Un trasformismo superlativo dietro al paese che amiamo

Evviva le convergenze e i compromessi che trasformano il regime repubblicano, senza romperlo

GIULIANO FERRARA 05.2. 2021ilfoglio.it lettura 3’

Trasformismo che non direi nemmeno buono, ma ottimo, perfino superlativo. Nelle

consultazioni e nei negoziati

che porteranno con ogni probabilità alla formazione di un governo e alla fiducia delle Camere, dunque un governo politico e parlamentare, guidato da Mario Draghi, si mostrerà ancora una volta il lato migliore delle istituzioni italiane intese come sistema, come prassi. I commentatori anglosassoni, inglesi e tedeschi, che abitano il cuore d’Europa e sono (usiamo subito una parola draghesca) la constituency naturale dell’ex presidente della Banca centrale, avranno modo di notare qualcosa che sfugge ai commentatori moralistici e impolitici del nostro giro culturale: la Costituzione scritta del 1948 ha sempre permesso, e tuttora consente, un grado di instabilità altissimo, pari però soltanto al grado di flessibilità, anch’esso stellare. La Costituzione materiale, cioè l’uso politico che diviene costume e abito paragiuridico del sistema, riflette questa flessibilità feconda, capace di trasformare il regime repubblicano senza romperlo, di trasformare partiti e movimenti, formule di compromesso e di avanzamento, diverse soluzioni di governo fissate o scelte dalla rappresentanza anche quando imposte dalle situazioni di necessità e dalla tutela creativa del capo dello stato, anche lui un eletto della rappresentanza parlamentare.

Il paese che potrebbe ora affidarsi a Draghi per un esecutivo basato sulla transumanza di tutti nel campo di tutti, o di moltissimi diversi nel campo di molti altri diversi, un caso gigantesco di trasformismo buono, è quello delle convergenze parallele, delle diverse formule di centro degasperiano e di centrosinistra anni Sessanta, è quello della non sfiducia, dell’associazione muta e dissimulata dei comunisti al governo prima della caduta del Muro di Berlino, è quello del commissariamento eurodiretto del governo Ciampi, del governo Monti, ora di un governo politico che ha il sapore dell’unità nazionale d’emergenza. Il periodo berlusconiano classico, e antiberlusconiano classico, è l’unico in cui, capolavoro misconosciuto del Cav. e della sua parabola, l’alternanza maggioritaria ha retto le sorti del paese con governi appunto alternativi tra loro (centrodestra e Ulivo). Nella decadenza riproporzionalizzata di quella dialettica, rivelatasi a un certo punto insostenibile, è riemersa la flessibilità. Ora voti di sinistra radicale, moderata, di centro, di destra popolare e di destra populista, insieme a voti della galassia ex vaffanculista, europeisti e meno europeisti, dovrebbero convergere in una soluzione duttile e di immediata urgenza.

Draghi non è il comandante generale dell’Arma dei Carabinieri, nonostante l’europeista fru fru Spinelli e il neogiurista Massimo Fini gridino sul Fatto al golpe contro le istituzioni, e il suo incarico è stato motivato con ferma ragionevolezza democristiana classica dal presidente della Repubblica. La circostanza è il nostro modo, flessibile e benevolente, di interpretare il brocardo schmittiano: “Sovrano è chi decide sullo stato di eccezione”. Nella lingua del sistema italiano quel tenebroso e bellissimo sguardo politico, dei tempi della Repubblica di Weimar, si traduce benignamente in quest’altro: “Sconsigliabile litigare come comari mentre un virus uccide e 209 miliardi attendono di essere spesi bene anziché volatilizzati”. Formula meno icastica ma altrettanto significativa.
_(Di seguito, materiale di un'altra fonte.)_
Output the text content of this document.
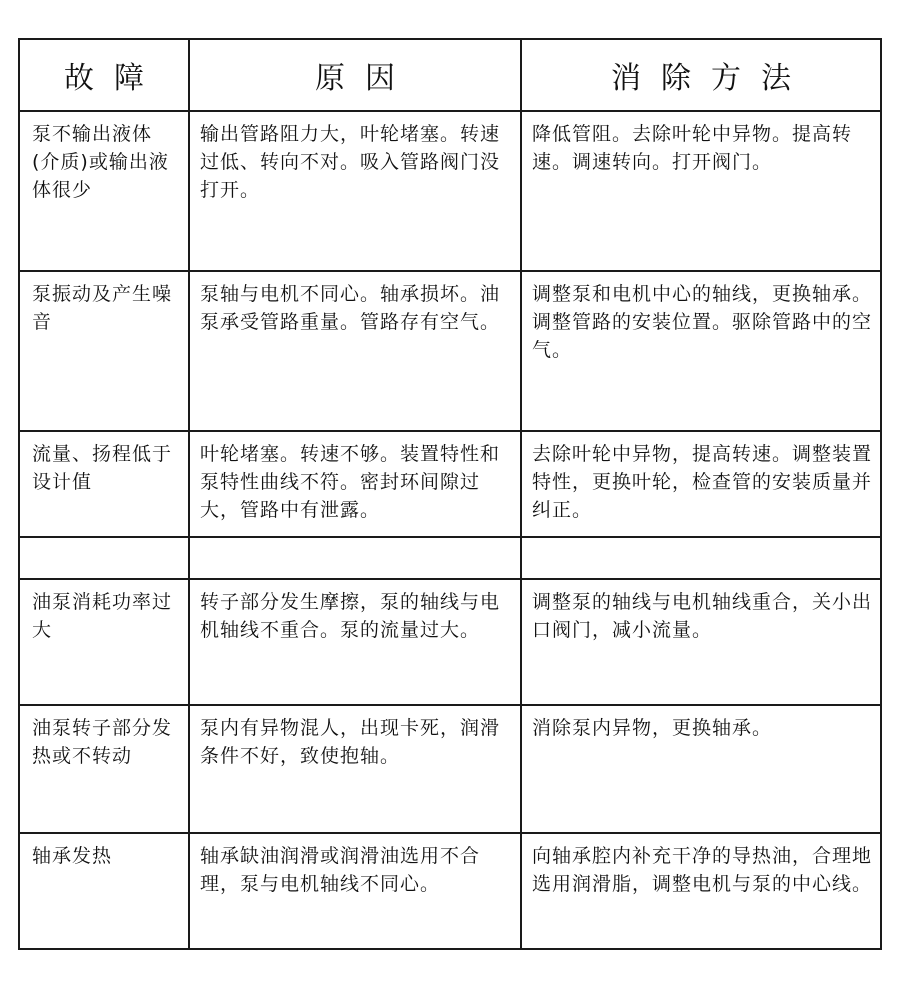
故障	原因	消除方法
泵不输出液体(介质)或输出液体很少	输出管路阻力大，叶轮堵塞。转速过低、转向不对。吸入管路阀门没打开。	降低管阻。去除叶轮中异物。提高转速。调速转向。打开阀门。
泵振动及产生噪音	泵轴与电机不同心。轴承损坏。油泵承受管路重量。管路存有空气。	调整泵和电机中心的轴线，更换轴承。调整管路的安装位置。驱除管路中的空气。
流量、扬程低于设计值	叶轮堵塞。转速不够。装置特性和泵特性曲线不符。密封环间隙过大，管路中有泄露。	去除叶轮中异物，提高转速。调整装置特性，更换叶轮，检查管的安装质量并纠正。

油泵消耗功率过大	转子部分发生摩擦，泵的轴线与电机轴线不重合。泵的流量过大。	调整泵的轴线与电机轴线重合，关小出口阀门，减小流量。
油泵转子部分发热或不转动	泵内有异物混人，出现卡死，润滑条件不好，致使抱轴。	消除泵内异物，更换轴承。
轴承发热	轴承缺油润滑或润滑油选用不合理，泵与电机轴线不同心。	向轴承腔内补充干净的导热油，合理地选用润滑脂，调整电机与泵的中心线。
Se il tutto andasse in blocco con una bocciatura del candidato, e per questo bisogna che l’avvocato Conte si riveli a sorpresa non un devoto di Padre Pio ma un devoto di Satana, la circostanza infausta dimostrerebbe che, malgrado l’evoluzione politica e istituzionale dei grillozzi verso un europeismo di necessità, malgrado le voci intelligenti che accompagnano gli urlacci della destra italiana (Giorgetti e soprattutto Berlusconi), il 4 marzo del 2018, data delle recenti elezioni politiche, fu un punto di non ritorno sulla via della demagogia dispiegata, un approdo capace di svellere la flessibilità di sistema. La buona scommessa è che la forza trasformazionale o performativa (si dice così, ahimè) del sistema istituzionale si riaffermi e porti a un provvisorio lieto fine, in attesa di altri benedetti trasformismi.